An annuity is a payment made to the insured annually. It is a financial product that pays out a fixed stream of payments to an individual, and these financial products are primarily used as an income stream for retirees. It is a contract between you and an insurance company in which you make a lump-sum payment or series of payments and, in return, receives regular disbursements, beginning either immediately or at some point in the future. When an insured under a life policy elects to receive the payment from the life insurance company at a specified rate throughout his life or for some fixed number of years, the sum of money (i.e. stated yearly sum) thus received annually instead of a lump amount is known as an annuity. The period of time when an annuity is being funded and before payouts begin is referred to as the accumulation phase. Examples of annuities are regular deposits to a savings account, monthly home mortgage payments, monthly insurance payments, and pension payments.
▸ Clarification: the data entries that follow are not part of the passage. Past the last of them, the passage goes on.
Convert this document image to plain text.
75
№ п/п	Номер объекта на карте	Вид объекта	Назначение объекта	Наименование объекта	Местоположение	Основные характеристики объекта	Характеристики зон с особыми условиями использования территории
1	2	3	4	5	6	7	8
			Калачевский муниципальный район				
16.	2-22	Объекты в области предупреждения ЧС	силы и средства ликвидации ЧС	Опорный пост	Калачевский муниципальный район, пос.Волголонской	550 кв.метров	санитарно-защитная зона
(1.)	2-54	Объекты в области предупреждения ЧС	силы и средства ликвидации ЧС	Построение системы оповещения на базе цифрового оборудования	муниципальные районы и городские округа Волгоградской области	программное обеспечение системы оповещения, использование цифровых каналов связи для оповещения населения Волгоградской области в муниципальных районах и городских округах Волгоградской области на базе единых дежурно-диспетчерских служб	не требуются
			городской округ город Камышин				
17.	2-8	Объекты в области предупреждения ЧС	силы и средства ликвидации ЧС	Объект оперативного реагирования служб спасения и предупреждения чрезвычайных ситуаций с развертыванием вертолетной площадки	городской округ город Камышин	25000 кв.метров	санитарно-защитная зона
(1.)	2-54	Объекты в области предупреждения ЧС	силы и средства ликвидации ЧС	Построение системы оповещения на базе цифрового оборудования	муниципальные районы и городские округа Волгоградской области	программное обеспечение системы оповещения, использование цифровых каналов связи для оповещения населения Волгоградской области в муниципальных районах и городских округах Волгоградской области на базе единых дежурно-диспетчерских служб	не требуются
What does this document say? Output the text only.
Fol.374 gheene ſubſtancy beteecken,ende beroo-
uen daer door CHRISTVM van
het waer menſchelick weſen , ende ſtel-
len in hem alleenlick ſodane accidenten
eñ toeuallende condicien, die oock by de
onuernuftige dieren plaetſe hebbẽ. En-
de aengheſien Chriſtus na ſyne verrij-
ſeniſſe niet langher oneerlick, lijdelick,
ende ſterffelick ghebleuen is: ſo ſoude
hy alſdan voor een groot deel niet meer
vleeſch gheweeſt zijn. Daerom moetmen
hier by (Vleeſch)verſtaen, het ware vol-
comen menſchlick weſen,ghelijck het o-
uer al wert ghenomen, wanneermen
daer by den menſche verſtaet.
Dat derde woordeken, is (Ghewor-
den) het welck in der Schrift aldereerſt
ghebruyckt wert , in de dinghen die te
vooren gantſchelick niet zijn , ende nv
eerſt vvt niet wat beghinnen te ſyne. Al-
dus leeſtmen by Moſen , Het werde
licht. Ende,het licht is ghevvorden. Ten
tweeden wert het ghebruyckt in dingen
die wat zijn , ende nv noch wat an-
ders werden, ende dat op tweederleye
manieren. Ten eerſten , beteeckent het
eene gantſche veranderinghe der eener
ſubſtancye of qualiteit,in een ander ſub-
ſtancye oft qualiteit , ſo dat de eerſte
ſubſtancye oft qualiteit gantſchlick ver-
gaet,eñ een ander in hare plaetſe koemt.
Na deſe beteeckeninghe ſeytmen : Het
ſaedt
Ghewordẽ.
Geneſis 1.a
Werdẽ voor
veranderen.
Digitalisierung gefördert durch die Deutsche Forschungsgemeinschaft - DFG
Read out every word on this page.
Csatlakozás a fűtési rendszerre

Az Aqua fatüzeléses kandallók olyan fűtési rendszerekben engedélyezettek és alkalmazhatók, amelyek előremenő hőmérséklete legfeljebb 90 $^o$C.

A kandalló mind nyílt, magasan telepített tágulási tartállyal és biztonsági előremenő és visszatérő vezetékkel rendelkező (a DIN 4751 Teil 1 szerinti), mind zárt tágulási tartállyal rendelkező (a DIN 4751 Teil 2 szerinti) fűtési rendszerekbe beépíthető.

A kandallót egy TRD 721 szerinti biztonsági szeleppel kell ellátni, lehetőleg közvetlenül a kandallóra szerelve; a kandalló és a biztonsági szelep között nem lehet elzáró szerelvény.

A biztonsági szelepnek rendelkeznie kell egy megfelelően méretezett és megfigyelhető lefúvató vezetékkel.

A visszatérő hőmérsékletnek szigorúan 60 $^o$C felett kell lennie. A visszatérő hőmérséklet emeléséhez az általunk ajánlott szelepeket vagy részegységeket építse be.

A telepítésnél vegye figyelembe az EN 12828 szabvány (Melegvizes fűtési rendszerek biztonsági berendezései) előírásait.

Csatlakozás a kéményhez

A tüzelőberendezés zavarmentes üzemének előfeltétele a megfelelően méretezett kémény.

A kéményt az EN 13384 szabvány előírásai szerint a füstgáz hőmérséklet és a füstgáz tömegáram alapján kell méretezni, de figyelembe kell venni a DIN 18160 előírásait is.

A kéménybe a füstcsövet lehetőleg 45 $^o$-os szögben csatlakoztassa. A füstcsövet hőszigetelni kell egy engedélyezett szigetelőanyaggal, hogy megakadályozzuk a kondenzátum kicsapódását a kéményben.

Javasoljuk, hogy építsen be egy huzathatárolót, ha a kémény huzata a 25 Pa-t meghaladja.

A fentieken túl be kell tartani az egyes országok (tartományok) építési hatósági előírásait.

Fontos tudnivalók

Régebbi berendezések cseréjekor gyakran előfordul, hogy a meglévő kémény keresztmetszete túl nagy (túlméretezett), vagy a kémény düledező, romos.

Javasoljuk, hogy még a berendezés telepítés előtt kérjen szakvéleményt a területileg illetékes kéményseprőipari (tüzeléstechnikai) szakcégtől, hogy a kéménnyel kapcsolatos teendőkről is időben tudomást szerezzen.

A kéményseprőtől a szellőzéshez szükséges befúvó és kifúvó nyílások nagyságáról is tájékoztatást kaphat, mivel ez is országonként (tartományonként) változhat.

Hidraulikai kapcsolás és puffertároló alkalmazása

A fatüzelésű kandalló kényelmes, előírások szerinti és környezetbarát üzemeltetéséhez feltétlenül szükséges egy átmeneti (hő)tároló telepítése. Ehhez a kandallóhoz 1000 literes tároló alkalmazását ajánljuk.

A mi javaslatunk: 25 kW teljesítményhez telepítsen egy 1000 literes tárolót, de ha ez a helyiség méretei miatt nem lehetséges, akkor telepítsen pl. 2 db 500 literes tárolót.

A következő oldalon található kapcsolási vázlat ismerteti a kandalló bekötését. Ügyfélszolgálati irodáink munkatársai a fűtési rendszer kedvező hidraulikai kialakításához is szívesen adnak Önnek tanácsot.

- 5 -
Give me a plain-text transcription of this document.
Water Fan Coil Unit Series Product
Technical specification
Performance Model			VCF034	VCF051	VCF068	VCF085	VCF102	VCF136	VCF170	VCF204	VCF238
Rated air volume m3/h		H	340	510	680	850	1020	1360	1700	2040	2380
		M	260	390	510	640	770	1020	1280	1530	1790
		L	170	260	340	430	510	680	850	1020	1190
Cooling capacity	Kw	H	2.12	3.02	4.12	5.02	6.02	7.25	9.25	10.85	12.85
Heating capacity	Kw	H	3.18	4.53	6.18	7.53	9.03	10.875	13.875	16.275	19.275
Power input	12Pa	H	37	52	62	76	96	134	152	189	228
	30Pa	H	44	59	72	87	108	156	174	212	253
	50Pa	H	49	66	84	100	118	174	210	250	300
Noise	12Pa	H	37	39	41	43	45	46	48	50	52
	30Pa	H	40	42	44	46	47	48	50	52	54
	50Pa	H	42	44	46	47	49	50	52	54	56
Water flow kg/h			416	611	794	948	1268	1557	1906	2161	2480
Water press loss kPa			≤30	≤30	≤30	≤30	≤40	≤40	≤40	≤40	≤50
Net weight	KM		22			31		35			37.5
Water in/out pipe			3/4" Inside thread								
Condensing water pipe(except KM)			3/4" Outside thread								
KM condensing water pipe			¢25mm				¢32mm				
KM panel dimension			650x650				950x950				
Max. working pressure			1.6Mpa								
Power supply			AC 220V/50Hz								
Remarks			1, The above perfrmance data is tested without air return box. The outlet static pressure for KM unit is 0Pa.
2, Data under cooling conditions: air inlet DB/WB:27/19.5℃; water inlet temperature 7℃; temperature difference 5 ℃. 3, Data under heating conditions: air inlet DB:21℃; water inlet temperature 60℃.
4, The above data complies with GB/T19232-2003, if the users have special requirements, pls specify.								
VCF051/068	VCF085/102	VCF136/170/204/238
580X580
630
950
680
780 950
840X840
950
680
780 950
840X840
An annuity that provides for payments for the remainder of a person’s lifetime is a life annuity. Defined benefit pensions and Social Security are two examples of lifetime guaranteed annuities that pay retirees a steady cash flow until they pass. They are created and sold by financial institutions, which accept and invest funds from individuals. They can be structured into different kinds of instruments – fixed, variable, immediate, deferred income, that gives investors flexibility. Each type has its own level of risk and payout potential. Fixed annuities pay out a guaranteed amount.
The goal of an annuity is to provide a steady stream of income, typically during retirement. You can purchase an annuity to help grow or protect your retirement savings or to provide you with guaranteed income.